Development of new steady-state, low-energy, and high-flux ion beam test device

Abstract

A new steady-state, low-energy, and high-flux ion beam test device has been developed to study erosion, re-deposition, and hydrogen retention mechanisms of plasma facing materials under high flux conditions. Source plasma was produced by electron cyclotron resonance discharge with 2.45 GHz microwave. Ion extraction was made by spherical multiaperture triode electrodes to obtain high ion flux at the focal point. Ion extraction aperture geometry was designed so that high current density can be obtained in the case of low energy (<500 eV) by applying high deceleration voltage. It was demonstrated that low-energy and high-flux ion beam can be produced by increasing deceleration voltage with the fixed acceleration voltage (beam energy).

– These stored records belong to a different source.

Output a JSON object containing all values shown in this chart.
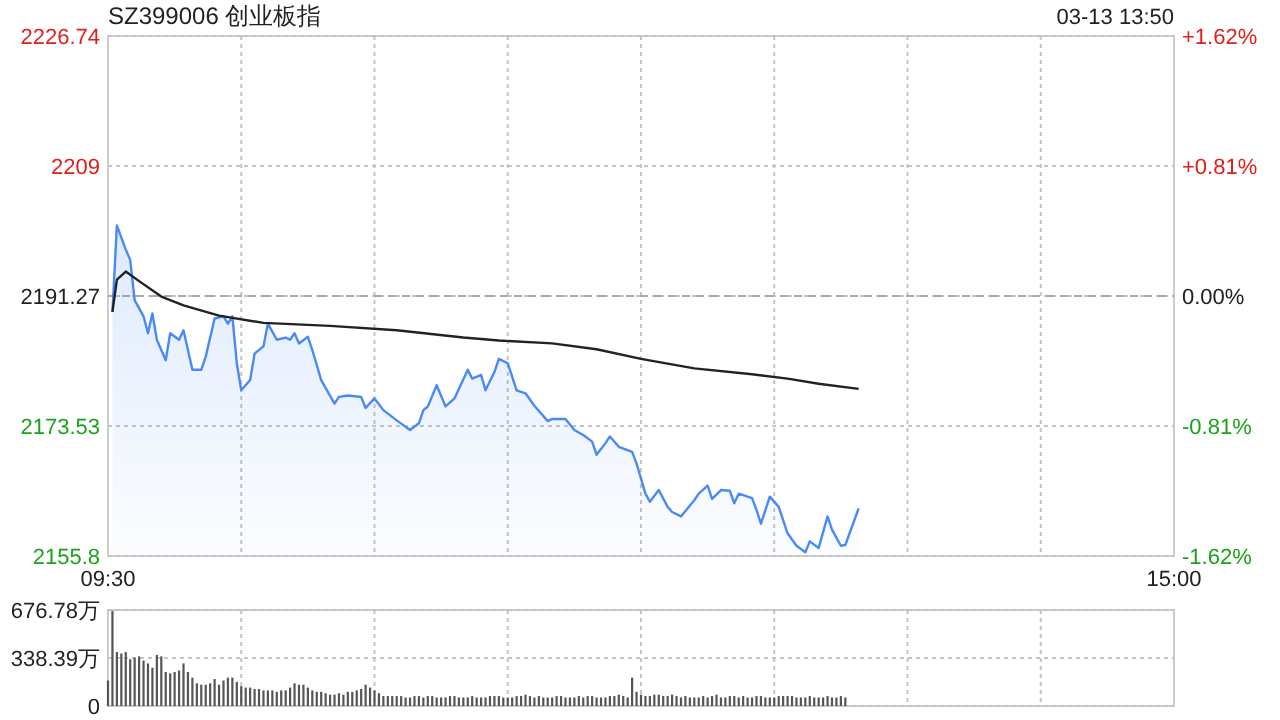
{
  "chart_data": [
    {
      "type": "area",
      "title": "SZ399006 创业板指",
      "annotations": [
        "03-13 13:50"
      ],
      "categories": [
        "09:30",
        null,
        null,
        null,
        null,
        null,
        null,
        null,
        null,
        null,
        null,
        null,
        null,
        null,
        null,
        null,
        null,
        null,
        null,
        null,
        null,
        null,
        null,
        null,
        null,
        null,
        null,
        null,
        null,
        null,
        null,
        null,
        null,
        null,
        null,
        null,
        null,
        null,
        null,
        null,
        null,
        null,
        null,
        null,
        null,
        null,
        null,
        null,
        null,
        null,
        null,
        null,
        null,
        null,
        null,
        null,
        null,
        null,
        null,
        null,
        null,
        null,
        null,
        null,
        null,
        null,
        null,
        null,
        null,
        null,
        null,
        null,
        null,
        null,
        null,
        null,
        null,
        null,
        null,
        null,
        null,
        null,
        null,
        null,
        null,
        null,
        null,
        null,
        null,
        null,
        null,
        null,
        null,
        null,
        null,
        null,
        null,
        null,
        null,
        null,
        null,
        null,
        null,
        null,
        null,
        null,
        null,
        null,
        null,
        null,
        null,
        null,
        null,
        null,
        null,
        null,
        null,
        null,
        null,
        null,
        null,
        null,
        null,
        null,
        null,
        null,
        null,
        null,
        null,
        null,
        null,
        null,
        null,
        null,
        null,
        null,
        null,
        null,
        null,
        null,
        null,
        null,
        null,
        null,
        null,
        null,
        null,
        null,
        null,
        null,
        null,
        null,
        null,
        null,
        null,
        null,
        null,
        null,
        null,
        null,
        null,
        null,
        null,
        null,
        null,
        null,
        null,
        null,
        null,
        null,
        null,
        null,
        null,
        null,
        null,
        null,
        null,
        null,
        null,
        null,
        null,
        null,
        null,
        null,
        null,
        null,
        null,
        null,
        null,
        null,
        null,
        null,
        null,
        null,
        null,
        null,
        null,
        null,
        null,
        null,
        null,
        null,
        null,
        null,
        null,
        null,
        null,
        null,
        null,
        null,
        null,
        null,
        null,
        null,
        null,
        null,
        null,
        null,
        null,
        null,
        null,
        null,
        null,
        null,
        null,
        null,
        null,
        null,
        null,
        null,
        null,
        null,
        null,
        null,
        null,
        null,
        null,
        null,
        null,
        null,
        "15:00"
      ],
      "ylim": [
        2155.8,
        2226.74
      ],
      "yticks": [
        2155.8,
        2173.53,
        2191.27,
        2209,
        2226.74
      ],
      "y2lim": [
        -1.62,
        1.62
      ],
      "y2ticks": [
        {
          "value": -1.62,
          "label": "-1.62%"
        },
        {
          "value": -0.81,
          "label": "-0.81%"
        },
        {
          "value": 0,
          "label": "0.00%"
        },
        {
          "value": 0.81,
          "label": "+0.81%"
        },
        {
          "value": 1.62,
          "label": "+1.62%"
        }
      ],
      "grid": true,
      "ref_lines": [
        {
          "axis": "y",
          "value": 2191.27,
          "line_style": "dashed",
          "color": "#aaaaaa"
        }
      ],
      "series": [
        {
          "color": "#4a8af4",
          "values": [
            null,
            2189.1,
            2200.9,
            null,
            2197.6,
            2196.2,
            2190.7,
            null,
            2188.5,
            2186.2,
            2188.9,
            2185.3,
            null,
            2182.5,
            2186.2,
            null,
            2185.3,
            2186.6,
            null,
            2181.2,
            null,
            2181.2,
            2183,
            null,
            2188.2,
            null,
            2188.5,
            2187.5,
            2188.5,
            2182.1,
            2178.4,
            null,
            2179.8,
            2183.4,
            null,
            2184.4,
            2187.5,
            null,
            2185.3,
            null,
            2185.6,
            2185.3,
            2186.2,
            2184.8,
            null,
            2185.7,
            2183.9,
            null,
            2179.8,
            null,
            null,
            2176.6,
            2177.5,
            null,
            2177.7,
            null,
            null,
            2177.5,
            2176,
            null,
            2177.3,
            null,
            2175.7,
            null,
            null,
            2174.3,
            null,
            null,
            2173,
            null,
            2173.9,
            2175.7,
            2176.2,
            null,
            2179.1,
            null,
            2176.2,
            null,
            2177.3,
            null,
            null,
            2181.2,
            2180,
            null,
            2180.5,
            2178.4,
            null,
            2180.9,
            2182.7,
            null,
            2182.1,
            null,
            2178.4,
            null,
            2178,
            null,
            2176.3,
            null,
            null,
            2174.2,
            2174.5,
            null,
            null,
            2174.5,
            null,
            2173,
            null,
            2172.3,
            null,
            2171.4,
            2169.6,
            null,
            2171.2,
            2172.1,
            null,
            2170.7,
            null,
            null,
            2170,
            2168.4,
            null,
            2164.3,
            2163.2,
            null,
            2164.8,
            null,
            2162.5,
            2161.8,
            null,
            2161.2,
            null,
            null,
            2163.4,
            2164.3,
            null,
            2165.4,
            2163.6,
            null,
            2164.8,
            null,
            2164.7,
            2163,
            2164.3,
            null,
            null,
            2163.7,
            2162.1,
            2160.2,
            null,
            2163.9,
            null,
            2162.5,
            null,
            2158.9,
            null,
            2157.2,
            null,
            2156.3,
            2157.8,
            null,
            2156.9,
            null,
            2161.2,
            2159.4,
            null,
            2157.2,
            2157.3,
            null,
            null,
            2162.3,
            null,
            null,
            null,
            null,
            null,
            null,
            null,
            null,
            null,
            null,
            null,
            null,
            null,
            null,
            null,
            null,
            null,
            null,
            null,
            null,
            null,
            null,
            null,
            null,
            null,
            null,
            null,
            null,
            null,
            null,
            null,
            null,
            null,
            null,
            null,
            null,
            null,
            null,
            null,
            null,
            null,
            null,
            null,
            null,
            null,
            null,
            null,
            null,
            null,
            null,
            null,
            null,
            null,
            null,
            null,
            null,
            null,
            null,
            null,
            null,
            null,
            null,
            null,
            null,
            null,
            null,
            null,
            null,
            null,
            null,
            null
          ]
        },
        {
          "type": "line",
          "color": "#222222",
          "values": [
            null,
            2189.1,
            2193.5,
            null,
            2194.6,
            null,
            null,
            2193.3,
            null,
            null,
            null,
            null,
            2191.2,
            null,
            null,
            null,
            null,
            2190,
            null,
            null,
            null,
            null,
            null,
            null,
            null,
            2188.6,
            null,
            null,
            null,
            null,
            null,
            null,
            null,
            null,
            null,
            2187.6,
            null,
            null,
            null,
            null,
            null,
            null,
            null,
            null,
            null,
            null,
            null,
            null,
            null,
            null,
            2187.2,
            null,
            null,
            null,
            null,
            null,
            null,
            null,
            null,
            null,
            null,
            null,
            null,
            null,
            null,
            2186.6,
            null,
            null,
            null,
            null,
            null,
            null,
            null,
            null,
            null,
            null,
            null,
            null,
            null,
            null,
            2185.6,
            null,
            null,
            null,
            null,
            null,
            null,
            null,
            2185.2,
            null,
            null,
            null,
            null,
            null,
            null,
            null,
            null,
            null,
            null,
            null,
            2184.8,
            null,
            null,
            null,
            null,
            null,
            null,
            null,
            null,
            null,
            2184,
            null,
            null,
            null,
            null,
            null,
            null,
            null,
            null,
            null,
            2182.7,
            null,
            null,
            null,
            null,
            null,
            null,
            null,
            null,
            null,
            null,
            null,
            2181.4,
            null,
            null,
            null,
            null,
            null,
            null,
            null,
            null,
            null,
            null,
            null,
            null,
            2180.6,
            null,
            null,
            null,
            null,
            null,
            null,
            null,
            2180,
            null,
            null,
            null,
            null,
            null,
            null,
            2179.3,
            null,
            null,
            null,
            null,
            null,
            null,
            null,
            null,
            2178.6,
            null,
            null,
            null,
            null,
            null,
            null,
            null,
            null,
            null,
            null,
            null,
            null,
            null,
            null,
            null,
            null,
            null,
            null,
            null,
            null,
            null,
            null,
            null,
            null,
            null,
            null,
            null,
            null,
            null,
            null,
            null,
            null,
            null,
            null,
            null,
            null,
            null,
            null,
            null,
            null,
            null,
            null,
            null,
            null,
            null,
            null,
            null,
            null,
            null,
            null,
            null,
            null,
            null,
            null,
            null,
            null,
            null,
            null,
            null,
            null,
            null,
            null,
            null,
            null,
            null,
            null,
            null,
            null,
            null,
            null,
            null
          ]
        }
      ]
    },
    {
      "type": "bar",
      "tick_labels": "y",
      "categories": [
        null,
        null,
        null,
        null,
        null,
        null,
        null,
        null,
        null,
        null,
        null,
        null,
        null,
        null,
        null,
        null,
        null,
        null,
        null,
        null,
        null,
        null,
        null,
        null,
        null,
        null,
        null,
        null,
        null,
        null,
        null,
        null,
        null,
        null,
        null,
        null,
        null,
        null,
        null,
        null,
        null,
        null,
        null,
        null,
        null,
        null,
        null,
        null,
        null,
        null,
        null,
        null,
        null,
        null,
        null,
        null,
        null,
        null,
        null,
        null,
        null,
        null,
        null,
        null,
        null,
        null,
        null,
        null,
        null,
        null,
        null,
        null,
        null,
        null,
        null,
        null,
        null,
        null,
        null,
        null,
        null,
        null,
        null,
        null,
        null,
        null,
        null,
        null,
        null,
        null,
        null,
        null,
        null,
        null,
        null,
        null,
        null,
        null,
        null,
        null,
        null,
        null,
        null,
        null,
        null,
        null,
        null,
        null,
        null,
        null,
        null,
        null,
        null,
        null,
        null,
        null,
        null,
        null,
        null,
        null,
        null,
        null,
        null,
        null,
        null,
        null,
        null,
        null,
        null,
        null,
        null,
        null,
        null,
        null,
        null,
        null,
        null,
        null,
        null,
        null,
        null,
        null,
        null,
        null,
        null,
        null,
        null,
        null,
        null,
        null,
        null,
        null,
        null,
        null,
        null,
        null,
        null,
        null,
        null,
        null,
        null,
        null,
        null,
        null,
        null,
        null,
        null,
        null,
        null,
        null,
        null,
        null,
        null,
        null,
        null,
        null,
        null,
        null,
        null,
        null,
        null,
        null,
        null,
        null,
        null,
        null,
        null,
        null,
        null,
        null,
        null,
        null,
        null,
        null,
        null,
        null,
        null,
        null,
        null,
        null,
        null,
        null,
        null,
        null,
        null,
        null,
        null,
        null,
        null,
        null,
        null,
        null,
        null,
        null,
        null,
        null,
        null,
        null,
        null,
        null,
        null,
        null,
        null,
        null,
        null,
        null,
        null,
        null,
        null,
        null,
        null,
        null,
        null,
        null,
        null,
        null,
        null,
        null,
        null,
        null,
        null
      ],
      "ylim": [
        0,
        676.78
      ],
      "yticks": [
        {
          "value": 0,
          "label": "0"
        },
        {
          "value": 338.39,
          "label": "338.39万"
        },
        {
          "value": 676.78,
          "label": "676.78万"
        }
      ],
      "grid": true,
      "series": [
        {
          "color": "#555555",
          "values": [
            180,
            670,
            380,
            370,
            380,
            330,
            340,
            350,
            320,
            300,
            270,
            360,
            350,
            240,
            230,
            240,
            250,
            300,
            240,
            200,
            160,
            150,
            150,
            160,
            190,
            150,
            180,
            200,
            200,
            170,
            140,
            130,
            130,
            120,
            120,
            110,
            110,
            110,
            100,
            110,
            110,
            130,
            160,
            150,
            150,
            130,
            110,
            100,
            100,
            90,
            80,
            80,
            90,
            80,
            100,
            100,
            110,
            120,
            150,
            130,
            110,
            90,
            70,
            70,
            70,
            70,
            70,
            60,
            60,
            70,
            70,
            60,
            70,
            70,
            60,
            60,
            60,
            70,
            70,
            60,
            60,
            60,
            70,
            60,
            60,
            60,
            70,
            70,
            70,
            60,
            60,
            60,
            70,
            70,
            80,
            70,
            60,
            70,
            60,
            60,
            60,
            70,
            70,
            60,
            60,
            60,
            70,
            60,
            70,
            70,
            60,
            60,
            60,
            70,
            70,
            80,
            70,
            60,
            200,
            100,
            80,
            70,
            70,
            80,
            80,
            70,
            70,
            80,
            70,
            60,
            70,
            60,
            60,
            60,
            70,
            60,
            70,
            80,
            60,
            60,
            70,
            70,
            60,
            70,
            60,
            60,
            70,
            70,
            60,
            60,
            60,
            70,
            70,
            70,
            70,
            60,
            60,
            60,
            70,
            60,
            60,
            60,
            70,
            60,
            60,
            70,
            60,
            null,
            null,
            null,
            null,
            null,
            null,
            null,
            null,
            null,
            null,
            null,
            null,
            null,
            null,
            null,
            null,
            null,
            null,
            null,
            null,
            null,
            null,
            null,
            null,
            null,
            null,
            null,
            null,
            null,
            null,
            null,
            null,
            null,
            null,
            null,
            null,
            null,
            null,
            null,
            null,
            null,
            null,
            null,
            null,
            null,
            null,
            null,
            null,
            null,
            null,
            null,
            null,
            null,
            null,
            null,
            null,
            null,
            null,
            null,
            null,
            null,
            null,
            null,
            null,
            null,
            null,
            null,
            null,
            null,
            null,
            null,
            null,
            null,
            null
          ]
        }
      ]
    }
  ]
}
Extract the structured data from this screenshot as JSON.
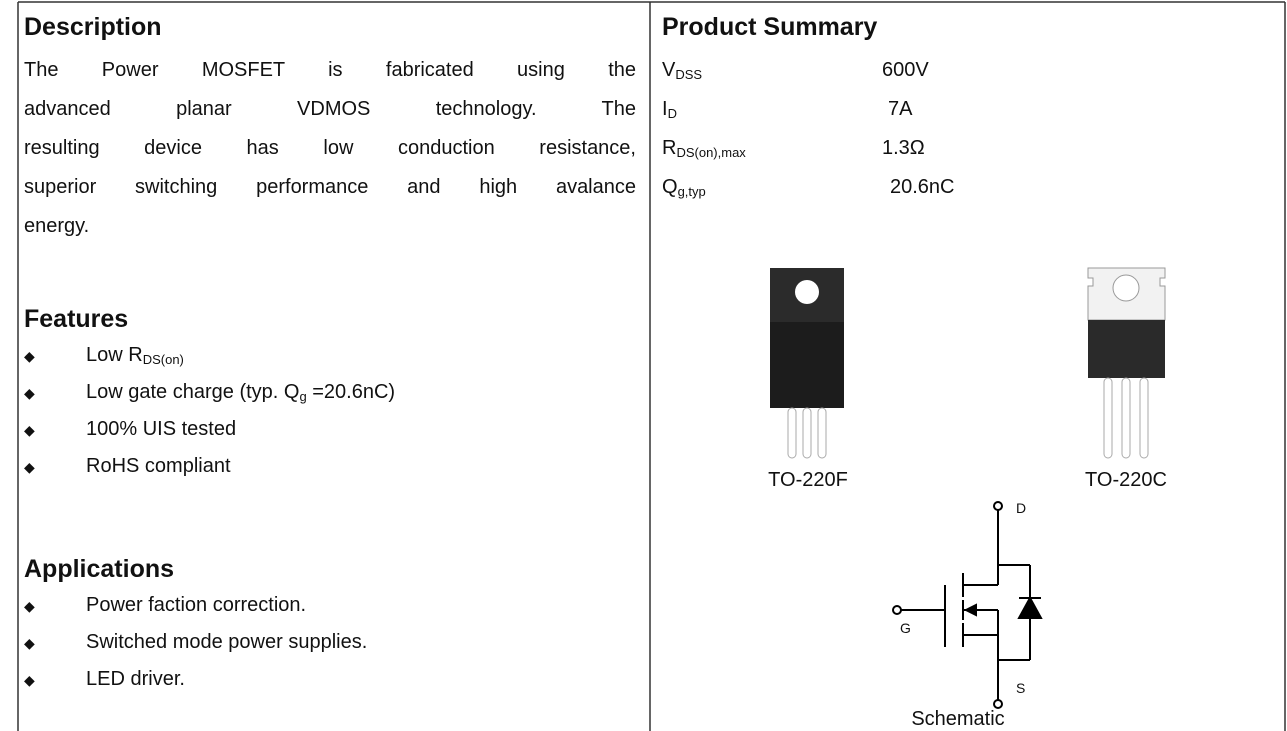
{
  "description": {
    "title": "Description",
    "lines": [
      "The Power MOSFET is fabricated using the",
      "advanced planar VDMOS technology. The",
      "resulting device has low conduction resistance,",
      "superior switching performance and high avalance",
      "energy."
    ]
  },
  "features": {
    "title": "Features",
    "items": [
      [
        {
          "text": "Low R"
        },
        {
          "sub": "DS(on)"
        }
      ],
      [
        {
          "text": "Low gate charge (typ. Q"
        },
        {
          "sub": "g"
        },
        {
          "text": " =20.6nC)"
        }
      ],
      [
        {
          "text": "100% UIS tested"
        }
      ],
      [
        {
          "text": "RoHS compliant"
        }
      ]
    ]
  },
  "applications": {
    "title": "Applications",
    "items": [
      "Power faction correction.",
      "Switched mode power supplies.",
      "LED driver."
    ]
  },
  "summary": {
    "title": "Product Summary",
    "rows": [
      {
        "symbol": "V",
        "sub": "DSS",
        "value": "600V"
      },
      {
        "symbol": "I",
        "sub": "D",
        "value": "7A"
      },
      {
        "symbol": "R",
        "sub": "DS(on),max",
        "value": "1.3Ω"
      },
      {
        "symbol": "Q",
        "sub": "g,typ",
        "value": "20.6nC"
      }
    ]
  },
  "packages": [
    "TO-220F",
    "TO-220C"
  ],
  "schematic": {
    "label": "Schematic",
    "pins": {
      "drain": "D",
      "gate": "G",
      "source": "S"
    }
  }
}
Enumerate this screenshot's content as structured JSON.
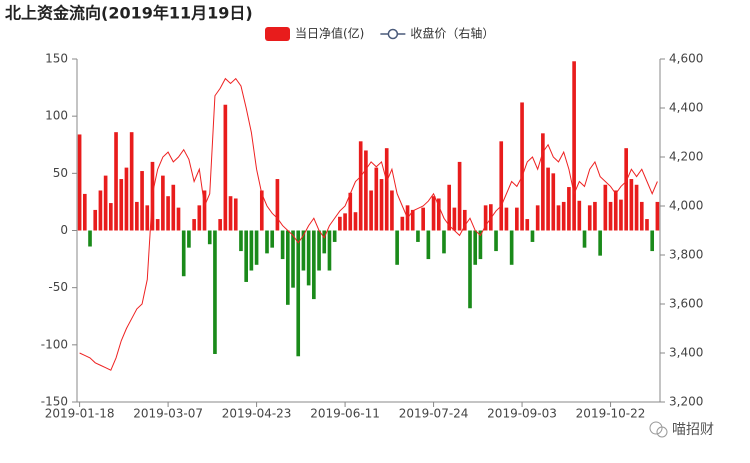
{
  "chart_data": {
    "type": "bar_line",
    "title": "北上资金流向(2019年11月19日)",
    "watermark": "喵招财",
    "categories": [
      "2019-01-18",
      null,
      null,
      null,
      null,
      null,
      null,
      null,
      null,
      null,
      null,
      null,
      null,
      null,
      null,
      null,
      null,
      "2019-03-07",
      null,
      null,
      null,
      null,
      null,
      null,
      null,
      null,
      null,
      null,
      null,
      null,
      null,
      null,
      null,
      null,
      "2019-04-23",
      null,
      null,
      null,
      null,
      null,
      null,
      null,
      null,
      null,
      null,
      null,
      null,
      null,
      null,
      null,
      null,
      "2019-06-11",
      null,
      null,
      null,
      null,
      null,
      null,
      null,
      null,
      null,
      null,
      null,
      null,
      null,
      null,
      null,
      null,
      "2019-07-24",
      null,
      null,
      null,
      null,
      null,
      null,
      null,
      null,
      null,
      null,
      null,
      null,
      null,
      null,
      null,
      null,
      "2019-09-03",
      null,
      null,
      null,
      null,
      null,
      null,
      null,
      null,
      null,
      null,
      null,
      null,
      null,
      null,
      null,
      null,
      "2019-10-22",
      null,
      null,
      null,
      null,
      null,
      null,
      null,
      null,
      null
    ],
    "series": [
      {
        "name": "当日净值(亿)",
        "type": "bar",
        "color": "#e81c1c",
        "negative_color": "#1a8a1a",
        "values": [
          84,
          32,
          -14,
          18,
          35,
          48,
          24,
          86,
          45,
          55,
          86,
          25,
          52,
          22,
          60,
          10,
          48,
          30,
          40,
          20,
          -40,
          -15,
          10,
          22,
          35,
          -12,
          -108,
          10,
          110,
          30,
          28,
          -18,
          -45,
          -35,
          -30,
          35,
          -20,
          -15,
          45,
          -25,
          -65,
          -50,
          -110,
          -35,
          -48,
          -60,
          -35,
          -20,
          -35,
          -10,
          12,
          15,
          33,
          16,
          78,
          70,
          35,
          55,
          45,
          72,
          35,
          -30,
          12,
          22,
          18,
          -10,
          20,
          -25,
          30,
          28,
          -20,
          40,
          20,
          60,
          18,
          -68,
          -30,
          -25,
          22,
          23,
          -18,
          78,
          20,
          -30,
          20,
          112,
          10,
          -10,
          22,
          85,
          55,
          50,
          22,
          25,
          38,
          148,
          26,
          -15,
          22,
          25,
          -22,
          40,
          25,
          35,
          27,
          72,
          45,
          40,
          25,
          10,
          -18,
          25
        ]
      },
      {
        "name": "收盘价（右轴）",
        "type": "line",
        "axis": "y2",
        "color": "#ee2222",
        "legend_color": "#4a5a7a",
        "values": [
          3400,
          3390,
          3380,
          3360,
          3350,
          3340,
          3330,
          3380,
          3450,
          3500,
          3540,
          3580,
          3600,
          3700,
          4050,
          4150,
          4200,
          4220,
          4180,
          4200,
          4230,
          4190,
          4100,
          4150,
          4000,
          4050,
          4450,
          4480,
          4520,
          4500,
          4520,
          4490,
          4400,
          4300,
          4150,
          4050,
          4000,
          3970,
          3950,
          3920,
          3900,
          3880,
          3850,
          3880,
          3920,
          3950,
          3900,
          3870,
          3920,
          3950,
          3980,
          4000,
          4050,
          4100,
          4120,
          4150,
          4180,
          4160,
          4180,
          4100,
          4150,
          4050,
          4000,
          3950,
          3980,
          3990,
          4000,
          4020,
          4050,
          4000,
          3950,
          3920,
          3900,
          3880,
          3920,
          3950,
          3900,
          3880,
          3920,
          3950,
          3980,
          4000,
          4050,
          4100,
          4080,
          4120,
          4180,
          4200,
          4150,
          4220,
          4250,
          4200,
          4180,
          4220,
          4150,
          4050,
          4100,
          4080,
          4150,
          4180,
          4120,
          4100,
          4080,
          4050,
          4080,
          4100,
          4150,
          4120,
          4150,
          4100,
          4050,
          4100
        ]
      }
    ],
    "ylim": [
      -150,
      150
    ],
    "yticks": [
      -150,
      -100,
      -50,
      0,
      50,
      100,
      150
    ],
    "y2lim": [
      3200,
      4600
    ],
    "y2ticks": [
      {
        "value": 3200,
        "label": "3,200"
      },
      {
        "value": 3400,
        "label": "3,400"
      },
      {
        "value": 3600,
        "label": "3,600"
      },
      {
        "value": 3800,
        "label": "3,800"
      },
      {
        "value": 4000,
        "label": "4,000"
      },
      {
        "value": 4200,
        "label": "4,200"
      },
      {
        "value": 4400,
        "label": "4,400"
      },
      {
        "value": 4600,
        "label": "4,600"
      }
    ]
  }
}
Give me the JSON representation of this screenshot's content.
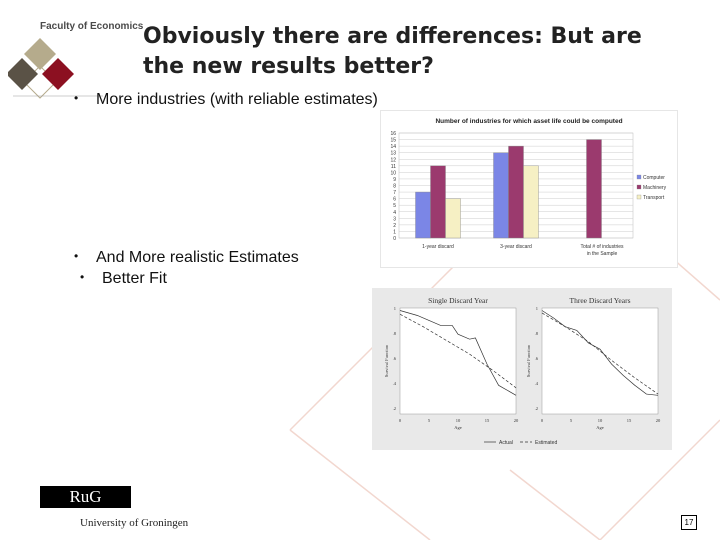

In the case of hydrogen beam energy of 300 eV, beam power density has rapidly increased with a deceleration voltage over accel–decel ratio 4, and maximum beam flux is ${\text{4.1×10}}^{20}\hspace{0.17em}{\mathrm{H/m}}^2 \mathrm{s}.$ On the other hand, maximum beam flux of ${\text{3.6×10}}^{21}\hspace{0.17em}{\mathrm{H/m}}^2 \mathrm{s}$ was obtained for 3 keV hydrogen beam. These fluxes are much higher than that of conventional mass analyzed ion beam ${\text{(<1.0×10}}^{20}\hspace{0.17em}{\mathrm{H/m}}^2 \mathrm{s}\mathrm{).}$